Rajat Goyal is an engineering lead at Aampe, where he helps build the adaptive decisioning systems behind Aampe’s AI agents. His work focuses on how software can learn from user behavior in real time and make increasingly personalized decisions across channels, messages, timing, and product experiences.
Thompson Sampling: Why the Simplest Adaptive Algorithm Outlearns Rules, Campaigns, and A/B Tests
When I joined Aampe, Thompson Sampling was one of the first concepts I needed to internalize. Not in a "read the Wikipedia page" way. In a "this is one of the powers we equip our agents with" way.
So I did what I always do when I need to actually understand something: I built something random with it.
The result is a bomber game where you play against an AI opponent that uses Thompson Sampling to learn how to hit you. You move, it adapts. Craters reshape the terrain, it recalculates. You reposition, it explores until it finds you again.
What started as a TIL exercise during onboarding turned into something genuinely useful for building intuition about how powerful adaptive systems can be, and why no rule-based system or team of humans making campaign decisions can compete with even a basic implementation.
Play first, read second

Before I explain anything, go play a few rounds: thompsonbomber.vercel.app
The controls are simple. Arrow keys to move your tank, spacebar to fire. The AI fires back using Thompson Sampling to decide how much power to put behind each shot. Watch the belief chart on the right. Each bar shows the AI's current best guess of how often that power level wins (the posterior mean). Tall = "I think this works." Short = "I don't think this works." The opacity of the bar shows confidence: faded means the AI hasn't tried it much, solid means it has lots of evidence. The yellow bar is the option the AI just picked.
Play 10-15 rounds. Then move to a different position and watch what happens.
Done? Good.
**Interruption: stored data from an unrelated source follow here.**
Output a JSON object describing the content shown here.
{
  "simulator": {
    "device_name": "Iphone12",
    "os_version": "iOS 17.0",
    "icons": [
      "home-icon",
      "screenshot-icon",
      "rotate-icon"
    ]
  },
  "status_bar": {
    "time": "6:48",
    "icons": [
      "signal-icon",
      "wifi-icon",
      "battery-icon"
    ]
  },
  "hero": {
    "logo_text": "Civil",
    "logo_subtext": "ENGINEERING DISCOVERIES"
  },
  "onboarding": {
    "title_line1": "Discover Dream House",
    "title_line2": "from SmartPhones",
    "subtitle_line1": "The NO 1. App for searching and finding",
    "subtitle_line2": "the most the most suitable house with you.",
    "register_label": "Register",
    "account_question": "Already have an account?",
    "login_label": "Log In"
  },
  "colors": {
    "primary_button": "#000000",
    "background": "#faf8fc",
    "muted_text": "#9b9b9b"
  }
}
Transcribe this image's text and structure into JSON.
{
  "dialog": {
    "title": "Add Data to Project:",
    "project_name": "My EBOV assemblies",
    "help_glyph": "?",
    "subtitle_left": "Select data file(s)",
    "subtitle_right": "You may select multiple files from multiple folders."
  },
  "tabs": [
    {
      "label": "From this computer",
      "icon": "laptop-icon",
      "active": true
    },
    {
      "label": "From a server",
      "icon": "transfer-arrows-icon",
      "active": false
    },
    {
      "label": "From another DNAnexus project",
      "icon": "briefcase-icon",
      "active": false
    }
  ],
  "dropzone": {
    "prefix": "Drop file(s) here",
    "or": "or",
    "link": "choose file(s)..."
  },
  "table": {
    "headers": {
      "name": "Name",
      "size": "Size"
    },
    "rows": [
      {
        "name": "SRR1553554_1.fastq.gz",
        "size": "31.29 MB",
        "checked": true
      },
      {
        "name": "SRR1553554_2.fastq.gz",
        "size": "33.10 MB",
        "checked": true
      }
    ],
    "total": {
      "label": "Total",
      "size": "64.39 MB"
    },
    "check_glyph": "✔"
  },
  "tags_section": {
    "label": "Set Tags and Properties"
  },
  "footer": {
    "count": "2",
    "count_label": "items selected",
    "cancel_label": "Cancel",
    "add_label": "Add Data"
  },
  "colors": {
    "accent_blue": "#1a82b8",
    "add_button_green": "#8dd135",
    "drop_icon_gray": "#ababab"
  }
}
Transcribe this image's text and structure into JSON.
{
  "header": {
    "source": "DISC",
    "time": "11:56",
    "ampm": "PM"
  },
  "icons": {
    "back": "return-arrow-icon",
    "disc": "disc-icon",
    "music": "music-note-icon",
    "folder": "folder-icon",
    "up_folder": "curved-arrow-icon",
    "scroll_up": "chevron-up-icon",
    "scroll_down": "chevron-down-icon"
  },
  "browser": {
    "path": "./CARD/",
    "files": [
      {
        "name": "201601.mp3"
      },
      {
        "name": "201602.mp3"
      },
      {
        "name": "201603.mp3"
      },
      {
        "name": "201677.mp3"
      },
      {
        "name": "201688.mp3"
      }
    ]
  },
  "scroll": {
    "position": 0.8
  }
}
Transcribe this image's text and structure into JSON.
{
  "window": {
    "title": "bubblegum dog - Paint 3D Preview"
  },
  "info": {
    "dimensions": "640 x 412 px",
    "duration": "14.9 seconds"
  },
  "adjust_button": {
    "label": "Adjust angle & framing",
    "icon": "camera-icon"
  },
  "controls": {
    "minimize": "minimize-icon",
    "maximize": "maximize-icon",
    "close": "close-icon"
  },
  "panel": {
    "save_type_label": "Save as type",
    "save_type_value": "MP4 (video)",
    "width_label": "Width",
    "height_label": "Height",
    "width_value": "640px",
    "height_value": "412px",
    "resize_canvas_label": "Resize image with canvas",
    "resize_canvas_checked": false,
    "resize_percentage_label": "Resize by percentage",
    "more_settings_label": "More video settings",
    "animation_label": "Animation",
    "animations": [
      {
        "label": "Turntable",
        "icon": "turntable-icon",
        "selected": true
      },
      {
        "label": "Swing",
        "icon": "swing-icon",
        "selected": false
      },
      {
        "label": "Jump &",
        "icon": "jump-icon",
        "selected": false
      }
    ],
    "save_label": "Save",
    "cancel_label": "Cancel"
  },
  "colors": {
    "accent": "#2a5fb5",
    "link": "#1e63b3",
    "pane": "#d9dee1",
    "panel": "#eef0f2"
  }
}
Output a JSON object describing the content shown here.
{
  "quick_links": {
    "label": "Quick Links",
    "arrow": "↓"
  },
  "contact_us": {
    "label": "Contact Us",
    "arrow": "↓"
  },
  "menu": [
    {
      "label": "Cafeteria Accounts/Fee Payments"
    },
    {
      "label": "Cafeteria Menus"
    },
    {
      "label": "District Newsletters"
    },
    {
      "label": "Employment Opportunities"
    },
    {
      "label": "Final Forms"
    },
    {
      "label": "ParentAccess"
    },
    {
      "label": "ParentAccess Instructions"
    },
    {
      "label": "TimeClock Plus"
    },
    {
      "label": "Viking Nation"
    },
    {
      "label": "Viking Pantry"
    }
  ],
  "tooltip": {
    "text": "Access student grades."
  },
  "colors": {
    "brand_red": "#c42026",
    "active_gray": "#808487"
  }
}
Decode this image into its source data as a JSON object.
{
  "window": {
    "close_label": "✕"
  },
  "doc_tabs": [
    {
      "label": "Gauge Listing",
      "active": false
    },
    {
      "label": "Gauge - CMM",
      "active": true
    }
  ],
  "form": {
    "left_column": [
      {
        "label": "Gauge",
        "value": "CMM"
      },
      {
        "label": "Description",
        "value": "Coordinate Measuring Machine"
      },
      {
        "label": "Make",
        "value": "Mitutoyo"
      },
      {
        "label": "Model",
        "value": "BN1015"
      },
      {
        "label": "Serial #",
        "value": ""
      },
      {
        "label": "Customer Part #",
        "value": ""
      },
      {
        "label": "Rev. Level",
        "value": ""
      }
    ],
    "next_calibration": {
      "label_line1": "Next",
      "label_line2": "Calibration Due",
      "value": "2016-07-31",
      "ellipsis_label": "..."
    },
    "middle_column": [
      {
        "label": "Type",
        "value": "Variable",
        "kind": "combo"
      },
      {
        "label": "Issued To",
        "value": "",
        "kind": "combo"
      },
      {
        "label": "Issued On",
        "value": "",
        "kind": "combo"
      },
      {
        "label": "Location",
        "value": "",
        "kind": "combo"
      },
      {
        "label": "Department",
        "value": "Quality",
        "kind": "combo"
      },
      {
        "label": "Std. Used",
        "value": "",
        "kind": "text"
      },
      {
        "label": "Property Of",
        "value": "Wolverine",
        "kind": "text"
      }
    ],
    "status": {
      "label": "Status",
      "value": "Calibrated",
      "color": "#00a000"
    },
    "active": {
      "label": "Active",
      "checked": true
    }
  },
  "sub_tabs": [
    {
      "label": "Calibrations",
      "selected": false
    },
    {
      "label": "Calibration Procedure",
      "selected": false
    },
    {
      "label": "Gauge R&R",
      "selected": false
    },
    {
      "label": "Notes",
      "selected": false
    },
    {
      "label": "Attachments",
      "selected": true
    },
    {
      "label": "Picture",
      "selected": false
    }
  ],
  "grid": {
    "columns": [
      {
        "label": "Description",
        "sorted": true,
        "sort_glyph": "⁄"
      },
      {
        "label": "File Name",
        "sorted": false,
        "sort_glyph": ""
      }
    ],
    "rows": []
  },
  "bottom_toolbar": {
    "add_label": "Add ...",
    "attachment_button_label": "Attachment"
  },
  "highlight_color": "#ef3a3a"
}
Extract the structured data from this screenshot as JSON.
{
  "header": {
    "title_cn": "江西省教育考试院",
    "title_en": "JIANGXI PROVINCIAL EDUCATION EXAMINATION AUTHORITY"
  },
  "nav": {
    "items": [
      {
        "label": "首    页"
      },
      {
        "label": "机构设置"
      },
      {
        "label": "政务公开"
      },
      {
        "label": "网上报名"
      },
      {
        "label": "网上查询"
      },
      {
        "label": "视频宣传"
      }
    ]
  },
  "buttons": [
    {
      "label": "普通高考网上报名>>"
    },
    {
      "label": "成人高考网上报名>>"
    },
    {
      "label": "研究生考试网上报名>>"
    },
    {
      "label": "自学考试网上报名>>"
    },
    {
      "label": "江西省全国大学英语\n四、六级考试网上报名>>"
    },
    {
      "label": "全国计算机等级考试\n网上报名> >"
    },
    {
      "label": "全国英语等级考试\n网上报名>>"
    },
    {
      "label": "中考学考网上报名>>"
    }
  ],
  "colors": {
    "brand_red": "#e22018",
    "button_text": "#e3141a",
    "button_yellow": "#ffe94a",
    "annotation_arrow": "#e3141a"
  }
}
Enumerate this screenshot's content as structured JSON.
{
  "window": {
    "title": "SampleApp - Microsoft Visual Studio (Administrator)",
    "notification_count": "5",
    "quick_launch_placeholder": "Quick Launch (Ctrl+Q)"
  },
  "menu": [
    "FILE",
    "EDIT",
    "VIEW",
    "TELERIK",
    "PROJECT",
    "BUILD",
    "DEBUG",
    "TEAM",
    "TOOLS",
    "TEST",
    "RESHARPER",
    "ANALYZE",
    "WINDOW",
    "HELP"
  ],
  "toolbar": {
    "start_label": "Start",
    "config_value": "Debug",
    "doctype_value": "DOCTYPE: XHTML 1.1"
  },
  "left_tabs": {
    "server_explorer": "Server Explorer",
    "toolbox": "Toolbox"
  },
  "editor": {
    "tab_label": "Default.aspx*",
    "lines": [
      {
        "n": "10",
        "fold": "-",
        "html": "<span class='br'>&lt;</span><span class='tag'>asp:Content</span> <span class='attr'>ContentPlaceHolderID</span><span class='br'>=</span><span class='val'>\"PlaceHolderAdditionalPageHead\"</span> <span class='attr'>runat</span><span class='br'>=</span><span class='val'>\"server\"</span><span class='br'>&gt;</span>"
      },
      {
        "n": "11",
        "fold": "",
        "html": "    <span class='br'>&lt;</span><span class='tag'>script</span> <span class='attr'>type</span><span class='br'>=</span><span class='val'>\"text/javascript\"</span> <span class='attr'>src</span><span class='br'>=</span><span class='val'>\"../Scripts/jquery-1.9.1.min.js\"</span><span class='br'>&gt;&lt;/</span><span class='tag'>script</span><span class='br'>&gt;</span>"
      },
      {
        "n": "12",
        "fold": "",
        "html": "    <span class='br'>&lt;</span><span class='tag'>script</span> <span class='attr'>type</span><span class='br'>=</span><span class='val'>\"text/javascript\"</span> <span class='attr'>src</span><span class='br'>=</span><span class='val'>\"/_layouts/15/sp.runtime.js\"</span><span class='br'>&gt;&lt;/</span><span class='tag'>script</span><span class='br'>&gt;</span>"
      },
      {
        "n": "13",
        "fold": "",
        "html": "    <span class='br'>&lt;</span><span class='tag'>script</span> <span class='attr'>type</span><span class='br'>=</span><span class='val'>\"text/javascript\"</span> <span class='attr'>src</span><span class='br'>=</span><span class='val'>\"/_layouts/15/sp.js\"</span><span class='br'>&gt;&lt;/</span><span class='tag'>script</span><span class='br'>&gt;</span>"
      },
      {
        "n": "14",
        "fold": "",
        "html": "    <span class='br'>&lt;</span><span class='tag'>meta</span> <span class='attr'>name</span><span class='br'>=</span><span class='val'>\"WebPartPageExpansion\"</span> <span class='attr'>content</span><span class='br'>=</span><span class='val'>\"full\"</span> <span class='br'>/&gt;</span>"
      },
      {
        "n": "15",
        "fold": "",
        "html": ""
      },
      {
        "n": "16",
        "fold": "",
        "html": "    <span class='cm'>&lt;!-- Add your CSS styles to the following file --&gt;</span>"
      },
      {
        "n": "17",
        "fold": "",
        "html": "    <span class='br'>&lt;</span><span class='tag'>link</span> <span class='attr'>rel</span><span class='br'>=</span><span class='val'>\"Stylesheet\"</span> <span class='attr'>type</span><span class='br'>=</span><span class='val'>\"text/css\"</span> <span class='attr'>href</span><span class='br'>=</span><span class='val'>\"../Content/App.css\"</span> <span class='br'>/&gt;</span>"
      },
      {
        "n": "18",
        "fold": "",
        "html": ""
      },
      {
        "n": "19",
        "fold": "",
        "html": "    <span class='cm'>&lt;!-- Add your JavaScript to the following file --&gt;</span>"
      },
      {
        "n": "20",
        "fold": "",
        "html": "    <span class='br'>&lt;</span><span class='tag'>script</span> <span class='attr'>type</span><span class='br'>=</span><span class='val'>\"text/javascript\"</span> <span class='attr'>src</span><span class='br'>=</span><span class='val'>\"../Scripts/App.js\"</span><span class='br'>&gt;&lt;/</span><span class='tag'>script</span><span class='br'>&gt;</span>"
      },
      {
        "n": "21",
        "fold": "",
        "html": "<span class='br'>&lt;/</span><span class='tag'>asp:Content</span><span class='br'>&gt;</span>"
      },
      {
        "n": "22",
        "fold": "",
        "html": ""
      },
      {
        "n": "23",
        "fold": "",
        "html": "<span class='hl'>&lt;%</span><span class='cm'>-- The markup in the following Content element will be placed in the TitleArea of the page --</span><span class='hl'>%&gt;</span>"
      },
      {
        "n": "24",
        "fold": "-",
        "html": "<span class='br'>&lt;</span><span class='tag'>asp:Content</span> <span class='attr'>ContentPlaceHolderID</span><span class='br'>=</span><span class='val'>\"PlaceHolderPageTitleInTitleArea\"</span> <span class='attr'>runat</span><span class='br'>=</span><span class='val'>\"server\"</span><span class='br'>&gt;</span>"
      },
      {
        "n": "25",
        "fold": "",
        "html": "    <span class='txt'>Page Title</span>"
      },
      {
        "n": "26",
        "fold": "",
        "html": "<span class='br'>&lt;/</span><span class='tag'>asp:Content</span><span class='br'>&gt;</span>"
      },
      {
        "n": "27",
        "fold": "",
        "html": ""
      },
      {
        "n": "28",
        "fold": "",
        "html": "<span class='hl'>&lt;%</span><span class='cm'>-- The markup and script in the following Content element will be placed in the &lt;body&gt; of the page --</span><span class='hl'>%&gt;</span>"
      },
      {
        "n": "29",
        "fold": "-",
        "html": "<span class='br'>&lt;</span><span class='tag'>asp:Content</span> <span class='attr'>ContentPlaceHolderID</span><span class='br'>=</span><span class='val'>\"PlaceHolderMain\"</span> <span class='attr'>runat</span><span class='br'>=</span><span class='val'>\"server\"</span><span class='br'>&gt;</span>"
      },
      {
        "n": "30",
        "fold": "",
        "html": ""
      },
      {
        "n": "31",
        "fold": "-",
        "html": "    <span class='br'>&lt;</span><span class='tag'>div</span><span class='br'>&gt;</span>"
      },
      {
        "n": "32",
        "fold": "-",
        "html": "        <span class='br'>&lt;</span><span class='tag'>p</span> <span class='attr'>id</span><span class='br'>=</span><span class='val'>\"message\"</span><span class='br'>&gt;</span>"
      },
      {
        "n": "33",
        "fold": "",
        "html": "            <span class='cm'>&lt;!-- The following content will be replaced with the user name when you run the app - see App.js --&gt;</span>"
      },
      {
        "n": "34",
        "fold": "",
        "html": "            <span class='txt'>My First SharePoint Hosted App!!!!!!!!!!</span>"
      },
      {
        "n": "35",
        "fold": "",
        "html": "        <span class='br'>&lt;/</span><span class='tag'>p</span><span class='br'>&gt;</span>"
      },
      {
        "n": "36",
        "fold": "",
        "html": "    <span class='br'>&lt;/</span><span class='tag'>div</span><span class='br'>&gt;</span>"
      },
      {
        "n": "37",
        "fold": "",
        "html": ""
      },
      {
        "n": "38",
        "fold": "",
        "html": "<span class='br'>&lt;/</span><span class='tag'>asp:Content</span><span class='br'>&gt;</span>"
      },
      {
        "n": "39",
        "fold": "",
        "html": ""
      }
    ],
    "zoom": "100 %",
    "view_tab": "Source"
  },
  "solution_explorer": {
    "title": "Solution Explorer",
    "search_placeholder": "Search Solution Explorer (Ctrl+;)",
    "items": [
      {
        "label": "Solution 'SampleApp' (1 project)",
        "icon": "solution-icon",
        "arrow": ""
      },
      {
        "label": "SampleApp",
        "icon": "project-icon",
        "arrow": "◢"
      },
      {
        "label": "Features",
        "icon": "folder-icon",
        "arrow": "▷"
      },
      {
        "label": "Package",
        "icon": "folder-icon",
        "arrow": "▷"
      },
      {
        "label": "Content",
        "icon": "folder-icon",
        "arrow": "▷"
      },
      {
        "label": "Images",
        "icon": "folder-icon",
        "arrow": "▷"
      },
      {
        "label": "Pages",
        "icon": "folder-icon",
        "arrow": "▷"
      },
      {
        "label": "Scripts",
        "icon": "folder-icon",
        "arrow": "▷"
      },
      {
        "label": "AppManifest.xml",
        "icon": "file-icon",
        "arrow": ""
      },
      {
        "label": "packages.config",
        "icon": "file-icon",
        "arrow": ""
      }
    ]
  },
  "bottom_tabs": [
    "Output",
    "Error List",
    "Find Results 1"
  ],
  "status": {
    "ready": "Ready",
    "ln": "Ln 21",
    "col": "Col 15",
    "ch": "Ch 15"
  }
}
Now let me explain what you just saw.
What the AI is actually doing

Every time the AI fires, it faces a choice: stick with the power level that's worked before, or try something different that might work better.
This is the explore-exploit tradeoff, and it shows up in every system that makes repeated decisions under uncertainty. Which ad to show. Which push notification to send. Which product recommendation to surface. Which treatment to assign.
Thompson Sampling solves this with a beautifully simple idea. Instead of tracking a single "best guess" for each option, track your entire uncertainty about it using a probability distribution. In our game we use a Beta distribution parameterized by successes and failures. Beta is not the only choice though. It just happens to be the natural fit when outcomes are binary (hit/miss, click/no-click), and it's what we use here. For richer models (neural networks predicting probabilities, mixture models, etc.) you'd swap in a different posterior representation while keeping the same sample-and-pick algorithm.
In a very simplistic view, the algorithm is four steps:
For each option, sample a random value from its Beta distribution
Pick whichever option produced the highest sample
Observe the outcome (hit or miss, click or ignore)
Update the chosen option's distribution
That's it. No tuning parameters. No exploration schedule. No rules about when to stop experimenting.
The magic is in the sampling. An option you're uncertain about has a wide distribution. Sometimes its random sample will be high, sometimes low. So it gets explored occasionally. An option you're confident about and that performs well has a narrow, high distribution. Its samples are consistently high. So it gets exploited reliably. An option you know is bad? Narrow and low. It gets ignored.
The algorithm automatically allocates exactly the right amount of exploration, proportional to your uncertainty. Mathematicians call this probability matching: the probability of choosing an option is proportional to the probability that it's actually the best one.
The intuition is Bayesian at its core. You start with a prior belief (uniform: "I don't know anything"), observe evidence, and update your belief. The Beta distribution is a natural fit here because it's conjugate to the Bernoulli likelihood. That means every success/failure observation gives you a clean, closed-form posterior update. No expensive retraining. No batch jobs. Just increment alpha or beta and sample again. With a Beta-Bernoulli setup like this, the per-decision cost is essentially zero. Scaling Thompson Sampling to richer models (e.g. neural networks producing posterior distributions over P(click | context, ad)) is an active research area. The algorithm itself stays cheap; computing the full posterior is what gets expensive.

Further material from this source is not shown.